La Superlega e una "torta" miliardaria

Secondo As il progetto, ufficialmente abbandonato, sarebbe ancora all'ordine del giorno e garantirebbe 900 mln a ciascun club. E su queste cifre (folli) Agnelli può sfidare Ceferin...

La Superlega e una "torta" miliardaria

È una partita complessa, che è appena cominciata e vale una montagna di soldi. Lo scrive Giovanni Capuano per Panorama riprendendo un'indiscrezione, particolarmente approfondita, dello spagnolo As. Il tema è la Superlega, progetto ufficialmente abbandonato ma in realtà sempre all'ordine del giorno e, soprattutto, il ricavo che il nuovo campionato garantirebbe ai club partecipanti: 900 milioni di euro! Tutto vero? Impossibile dirlo, dato che in ogni caso gli introiti dipenderebbero strettamente dalla cessione dei diritti televisivi. Quel che è chiaro, però, è che ciascun club potrebbe incassare più del triplo di quanto attualmente si porta a casa la vincitrice della Champions League. Una cifra enorme, insomma, che resta in fondo al rettilineo di una battaglia di potere che coinvolge l'Eca, la Uefa e, in piccola parte, la Fifa.

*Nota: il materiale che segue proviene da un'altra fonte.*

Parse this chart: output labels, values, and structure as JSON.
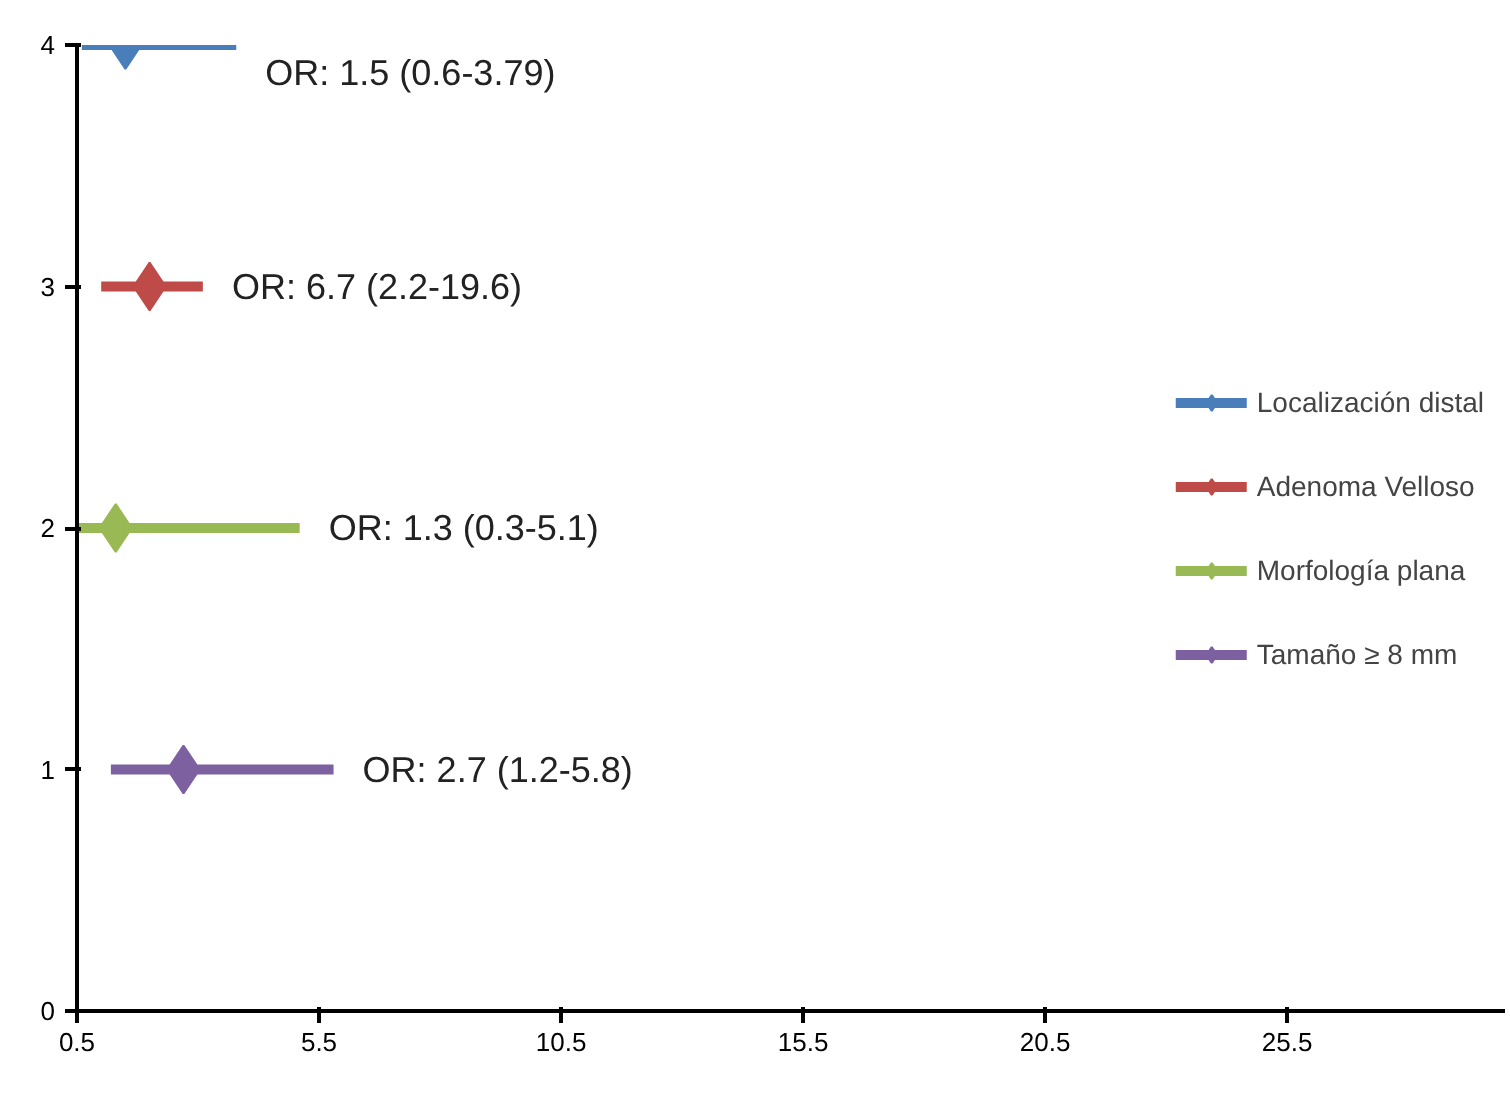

Il punto di partenza è piuttosto banale e si può riassumere brevemente: 1) l'Eca sta assumendo via via sempre più potere e ritiene di dover partecipare attivamente a tutte le decisioni più importanti del calcio europeo e mondiale (dai calendari, alle formule delle competizioni fino alla divisione della "torta"); 2) sempre l'Eca ritiene che gli incassi della Champions League siano troppo bassi rispetto, ad esempio, a quanto producono in giro per il mondo eventi anche singoli come il Super Bowl; 3) infine di nuovo l'Eca sostiene che a partire dal 2021, quando saranno venduti i diritti Champions per il triennio successivo, debba essere presa in debita considerazione la possibilità di adattare la competizione a Paesi, come Stati Uniti e Cina per dirne due, in grado di investire molti soldi e di garantire di conseguenza ai club introiti molto maggiori.

La guerra, in questo senso, non è aperta né annunciata, ma è nell'aria, anche se non c'è da nessuna parte né la sensazione, né tantomeno la volontà, di arrivare a uno strappo che sarebbe traumatico oltre che definitivo. In ogni caso trattasi di prova di forza, con tra l'altro sullo sfondo un'altra guerra, quella tra Stati Uniti e Paesi asiatici, appunto, con una serie di investitori pronti a sostenere una o l'altra fazione. Gli Stati Uniti, con la Relevant Sport, quella che già organizza la ICC, (di cui fa parte anche Ross, vi ricordate il miliardario dei Dolphins che era stato accostato al Milan?) come sponsor principale dell'Eca e, di conseguenza, dell'eventuale Superlega, e gli asiatici di Infantino e della Fifa con il loro Mondiale per Club allargato a 24 squadre. In mezzo, e in posizione tutt'altro che comoda, Ceferin e la Uefa che, annusata l'aria che tira, si è affannato per firmare un memorandum d'intesa con l'Eca per rinviare almeno al 2024 il terremoto e le sue conseguenze e arrivare alla riforma del sistema con più calma.

Facendo un passo indietro, e considerando fin qui prematuro (e forze azzardato) il progetto Superlega, è sufficientemente chiaro che la questione non sia chiusa qui e che, alla fine, si tornerà a parlare presto di suddivisione di soldi e potere e di calendari che potrebbero prevedere gare di Champions nei weekend e in orari fruibili in tutto il mondo. Con altre due questioni irrisolte: la revisione del Fair Play Finanziario (in fondo già annunciata dalla Uefa) e la possibilità, per ora remota, remotissima, forse impossibile, di mandare definitivamente in pensione la Uefa. Per non parlare della possibilità di dirottare in Paesi stranieri alcune partite (Figc e Lega Serie A stanno prendendo in considerazione di giocare per ora una gara in Cina). Perché non si tratterà magari di 900 milioni a ciascun club, ma la torta può ingrandirsi e le fette diventare più grandi per tutti.